Opinión | A vuelapluma

Europa: la primera vuelta del mundo

Los lugares, algunos, hablan. Soy un paseante despistado y alguna casualidad me lleva a la calle Na Jordana. No he vivido nunca aquí, pero los recuerdos heredados me traen aquí. Veo el lugar a través de los ojos de mi madre. Veo una calle que imagino gris, adoquinada, llena de pequeños talleres, gente humilde (una manera cortés de decir pobre) y niños en la calle mientras suena la flauta estridente del afilador y la voz del vendedor de helados. Es como pisar suelo propio cuando paso por la esquina donde estuvo la casa antes de aquella riada que lo cambió todo.

Esta tarde la calle está soleada y moribunda. Las casas rehabilitadas hace ya unas décadas reposan pacíficas. La única vida en las breves aceras la ponen algunos turistas. Los bajos están cerrados. No hay casi comercios. Como mucho, algún estudio de arte que ha de declarar públicamente y a voz en grito en la puerta a lo que se dedica para que no lo confundan con otro condominio de pisos turísticos y evitar que le planten un bloque de silicona en la cerradura como regalo matutino. La vida moderna.

La otra nueva ciudad golpea a unos metros, en la trasera del museo más moderno, icono hoy languideciente de una urbe que pudo ser. En un jardín de arte que quiso ser y no es han plantado unos iglús de plástico donde viven (malviven) algunos parias del siglo XXI, venidos de algún lugar lejano sin maleta ni equipaje.
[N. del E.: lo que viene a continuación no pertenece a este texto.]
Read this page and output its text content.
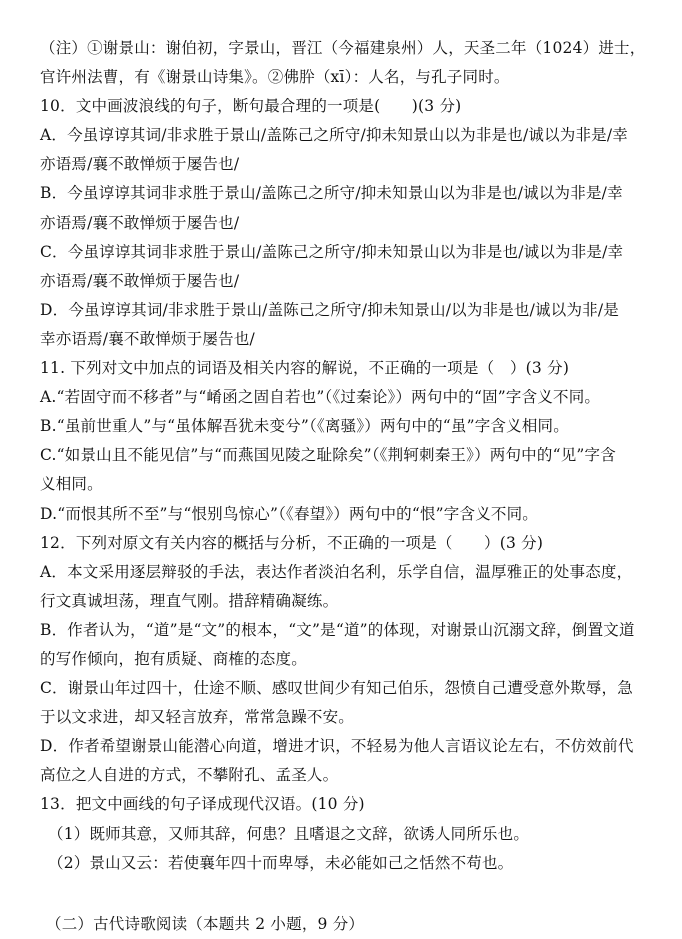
（注）①谢景山：谢伯初，字景山，晋江（今福建泉州）人，天圣二年（1024）进士，
官许州法曹，有《谢景山诗集》。②佛肸（xī）：人名，与孔子同时。
10．文中画波浪线的句子，断句最合理的一项是(　　)(3 分)
A．今虽谆谆其词/非求胜于景山/盖陈己之所守/抑未知景山以为非是也/诚以为非是/幸
亦语焉/襄不敢惮烦于屡告也/
B．今虽谆谆其词非求胜于景山/盖陈己之所守/抑未知景山以为非是也/诚以为非是/幸
亦语焉/襄不敢惮烦于屡告也/
C．今虽谆谆其词非求胜于景山/盖陈己之所守/抑未知景山以为非是也/诚以为非是/幸
亦语焉/襄不敢惮烦于屡告也/
D．今虽谆谆其词/非求胜于景山/盖陈己之所守/抑未知景山/以为非是也/诚以为非/是
幸亦语焉/襄不敢惮烦于屡告也/
11. 下列对文中加点的词语及相关内容的解说，不正确的一项是（　）(3 分)
A.“若固守而不移者”与“崤函之固自若也”（《过秦论》）两句中的“固”字含义不同。
B.“虽前世重人”与“虽体解吾犹未变兮”（《离骚》）两句中的“虽”字含义相同。
C.“如景山且不能见信”与“而燕国见陵之耻除矣”（《荆轲刺秦王》）两句中的“见”字含
义相同。
D.“而恨其所不至”与“恨别鸟惊心”（《春望》）两句中的“恨”字含义不同。
12．下列对原文有关内容的概括与分析，不正确的一项是（　　）(3 分)
A．本文采用逐层辩驳的手法，表达作者淡泊名利，乐学自信，温厚雅正的处事态度，
行文真诚坦荡，理直气刚。措辞精确凝练。
B．作者认为，“道”是“文”的根本，“文”是“道”的体现，对谢景山沉溺文辞，倒置文道
的写作倾向，抱有质疑、商榷的态度。
C．谢景山年过四十，仕途不顺、感叹世间少有知己伯乐，怨愤自己遭受意外欺辱，急
于以文求进，却又轻言放弃，常常急躁不安。
D．作者希望谢景山能潜心向道，增进才识，不轻易为他人言语议论左右，不仿效前代
高位之人自进的方式，不攀附孔、孟圣人。
13．把文中画线的句子译成现代汉语。(10 分)
（1）既师其意，又师其辞，何患？且嗜退之文辞，欲诱人同所乐也。
（2）景山又云：若使襄年四十而卑辱，未必能如己之恬然不苟也。
（二）古代诗歌阅读（本题共 2 小题，9 分）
Una inscripción que demuestra que esto aún quiere ser un jardín de arte retumba extraña. «No hi ha res bo mentre no es faça» (Erich Kästner). La ciudad de los pobres y la de los turistas conviven casi sin mirarse. Podría ser cualquier ciudad. Es València. La nueva.

Podría ser cualquier otro barrio. Los vecinos de mis padres, tan jubilados como ellos, en su casa de ahora, en el extrarradio, se mudan: les suben el alquiler 300 euros y se van. Es València. Podría ser cualquier otra urbe.

Es Europa. Cae en mis manos el Libro de las despedidas, de Velibor Colic, un inmigrante bosnio en Francia. Un desertor de la guerra de los Balcanes. Un exiliado. Un huido, otro, que no se puede librar de la piel que vistió. «Cambiamos el fin del comunismo por el crepúsculo del capitalismo», dice sobre lo suyo. Lo nuestro: mudamos una tardodictadura por un atardecer neoliberal. Las guerras y las dictaduras no se detienen tan fácil, siguen matando y represaliando años después. Los tipos perdidos como Colic, de ningún sitio, afloran la esencia de lo humano. Como Juan Gil-Albert, otro exiliado, otro regresado a la ciudad, València, que ya era otra. Un día habría que hablar de ese poeta del que ya casi no se habla, aunque alguna efeméride también se cumple este año. Disidente para el fascismo, traidor para los suyos. Un hombre solo. De eso iba la vida.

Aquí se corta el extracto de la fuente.